As we all know that early detection of pancreas diseases specially early detection of pancreas neoplasm, increase in the health screening program, and the aging of the population.

Also pancreas volume is reduced in individual with diabetes type 1 and 2 on the other hand the volume increase with successful therapy in type 2 diabetes.
So, pancreas volume follow up is a good monitor for diabetes progression and treatment response.

Also it is critical to follow up the pancreas volume after resection of benign or malignant tumors.

All this reasons indicate the importance of pancreas segmentation and volumentry in the health care systems, But this calculation of the volume of the pancreas currently requires manual segmentation of the pancreas by a well-trained reader So the hole operation is laborious and also error-prone.

From here the urgent need to AI-based system to help in calculation of pancreas volume, But it still a challenging process as the pancreas is structurally diverse from individual to another and live in a small region in the abdomen, and attached to other organs, such as the duodenum and gallbladder which make from the segmentation a somewhat difficult operation.

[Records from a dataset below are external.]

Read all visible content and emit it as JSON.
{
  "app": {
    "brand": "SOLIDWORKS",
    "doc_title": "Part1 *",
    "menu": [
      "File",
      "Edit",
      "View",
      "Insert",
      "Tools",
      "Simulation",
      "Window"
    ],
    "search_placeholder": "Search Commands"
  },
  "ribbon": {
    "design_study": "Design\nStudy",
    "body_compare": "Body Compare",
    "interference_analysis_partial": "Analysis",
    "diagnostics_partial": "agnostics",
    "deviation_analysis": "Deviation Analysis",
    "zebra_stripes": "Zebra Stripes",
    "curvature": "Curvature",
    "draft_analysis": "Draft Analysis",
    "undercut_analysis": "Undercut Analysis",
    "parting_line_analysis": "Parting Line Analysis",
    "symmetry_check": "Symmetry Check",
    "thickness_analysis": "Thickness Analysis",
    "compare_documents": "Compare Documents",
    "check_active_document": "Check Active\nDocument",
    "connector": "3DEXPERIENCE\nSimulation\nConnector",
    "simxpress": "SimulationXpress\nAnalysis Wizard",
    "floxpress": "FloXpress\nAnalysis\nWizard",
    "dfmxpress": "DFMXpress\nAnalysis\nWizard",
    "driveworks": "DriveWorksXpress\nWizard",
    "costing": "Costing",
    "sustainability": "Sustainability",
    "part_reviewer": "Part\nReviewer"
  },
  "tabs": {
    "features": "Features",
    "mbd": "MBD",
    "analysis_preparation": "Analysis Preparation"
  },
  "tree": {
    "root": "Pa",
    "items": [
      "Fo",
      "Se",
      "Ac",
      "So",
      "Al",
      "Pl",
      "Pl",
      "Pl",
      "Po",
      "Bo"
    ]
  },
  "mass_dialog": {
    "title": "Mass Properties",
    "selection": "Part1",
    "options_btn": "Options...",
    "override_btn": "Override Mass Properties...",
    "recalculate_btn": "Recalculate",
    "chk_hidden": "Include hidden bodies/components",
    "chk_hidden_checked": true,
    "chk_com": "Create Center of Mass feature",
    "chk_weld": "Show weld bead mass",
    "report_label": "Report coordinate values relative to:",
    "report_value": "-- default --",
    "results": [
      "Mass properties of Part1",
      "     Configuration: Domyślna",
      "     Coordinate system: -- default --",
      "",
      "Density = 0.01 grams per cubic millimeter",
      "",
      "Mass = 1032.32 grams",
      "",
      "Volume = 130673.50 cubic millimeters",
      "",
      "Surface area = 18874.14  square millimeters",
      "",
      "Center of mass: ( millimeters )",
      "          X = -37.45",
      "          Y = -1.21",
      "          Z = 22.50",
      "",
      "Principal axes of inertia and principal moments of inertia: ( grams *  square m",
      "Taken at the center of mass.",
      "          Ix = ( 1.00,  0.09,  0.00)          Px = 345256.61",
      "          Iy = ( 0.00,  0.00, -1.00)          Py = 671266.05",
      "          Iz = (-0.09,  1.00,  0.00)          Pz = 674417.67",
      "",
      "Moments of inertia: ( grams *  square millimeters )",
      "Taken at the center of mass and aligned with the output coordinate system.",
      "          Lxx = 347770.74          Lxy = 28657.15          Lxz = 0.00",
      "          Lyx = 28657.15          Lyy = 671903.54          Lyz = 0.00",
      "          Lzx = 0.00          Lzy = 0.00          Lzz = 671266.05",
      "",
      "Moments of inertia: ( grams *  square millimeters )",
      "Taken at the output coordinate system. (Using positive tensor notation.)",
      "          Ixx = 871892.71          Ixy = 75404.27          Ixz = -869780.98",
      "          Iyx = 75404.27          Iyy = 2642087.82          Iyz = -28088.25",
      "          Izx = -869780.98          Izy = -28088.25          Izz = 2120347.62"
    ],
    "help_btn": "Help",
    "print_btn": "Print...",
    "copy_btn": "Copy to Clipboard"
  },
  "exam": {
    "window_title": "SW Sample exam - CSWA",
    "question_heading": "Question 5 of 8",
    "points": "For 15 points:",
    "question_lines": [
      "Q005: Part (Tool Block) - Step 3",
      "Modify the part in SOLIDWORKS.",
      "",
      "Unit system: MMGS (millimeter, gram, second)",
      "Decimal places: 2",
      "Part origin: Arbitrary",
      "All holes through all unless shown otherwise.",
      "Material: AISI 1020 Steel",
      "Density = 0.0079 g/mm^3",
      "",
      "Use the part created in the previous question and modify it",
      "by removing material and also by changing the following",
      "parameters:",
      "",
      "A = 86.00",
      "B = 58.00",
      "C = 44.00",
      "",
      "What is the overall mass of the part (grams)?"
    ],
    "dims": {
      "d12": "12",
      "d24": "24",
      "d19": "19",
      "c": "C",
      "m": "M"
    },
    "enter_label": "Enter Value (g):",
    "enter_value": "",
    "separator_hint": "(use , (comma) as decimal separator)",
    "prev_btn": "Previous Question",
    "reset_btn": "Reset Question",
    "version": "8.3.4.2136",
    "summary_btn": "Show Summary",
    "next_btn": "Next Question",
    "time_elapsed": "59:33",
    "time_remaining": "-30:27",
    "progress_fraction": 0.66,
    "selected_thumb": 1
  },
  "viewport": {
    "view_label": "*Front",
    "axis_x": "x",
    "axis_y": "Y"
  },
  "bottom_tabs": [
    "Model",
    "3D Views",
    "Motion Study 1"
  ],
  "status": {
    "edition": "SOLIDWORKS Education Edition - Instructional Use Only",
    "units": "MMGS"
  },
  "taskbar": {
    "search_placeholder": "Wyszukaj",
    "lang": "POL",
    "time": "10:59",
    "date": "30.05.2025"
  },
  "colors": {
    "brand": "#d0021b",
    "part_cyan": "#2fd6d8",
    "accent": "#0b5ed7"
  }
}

And also as all of artificial intelligence systems, the algorithm is sooo sensitive to the features that enter the network, So the clinical assessment of the pancreatic segmentation performance is very necessary.

Difference between segmentation and volumentry

The basic difference between two concepts is the Dimensionality while segmentation can be done for 2D images, We can have the volume of object from segmentation of 3D images.

So, the two concepts are related to each other, pancreas segmentation is giving each pixel contribute to the pancreas a "1" label while all the other pixels "0" labels and if this segmentation is done for 3D pancreas images we can have the number of all the voxels participate in the pancreas.

An image to pancreas volumetry:

Another image For pancreas segmentation :

AND in our article we will discuss two approaches for calculating the pancreas volume, the first and the most efficient is the 3d approach which can capture the full 3D context of the image but is computationally consumer. while the 2d approach "slice by slice" is computationally efficient and can achieve good results, but it may not capture the full 3D context of the image and may lead to errors in the segmentation.
Let's dive more into them

The 3D approach :

As I said this approach is the most efficient as it capture the full 3D context of the image but it's computationally hunger so we will turn to divide the full 3D images to smaller 3D patches (256,256,256) image to (64,64,64) images to fit the memory, So our full 3D images will be 64 patches
of size (64,64,64) then each batch will enter the model for image segmentation, our model will be U net with vgg16 backbone for encoder that pre-trained on imagenet dataset. and use soft dice loss and also softmax activation function.
our model expect 3 channels for input so we defined a stack function for this purpose

I will use patchify library to do this process and also to put patches back after predictions.

!pip install patchify

also instead building 3D unet from scratch i prefer to use segmentation-models-3D library to use 3d unet from it, it has 2 dependencies as illustrated.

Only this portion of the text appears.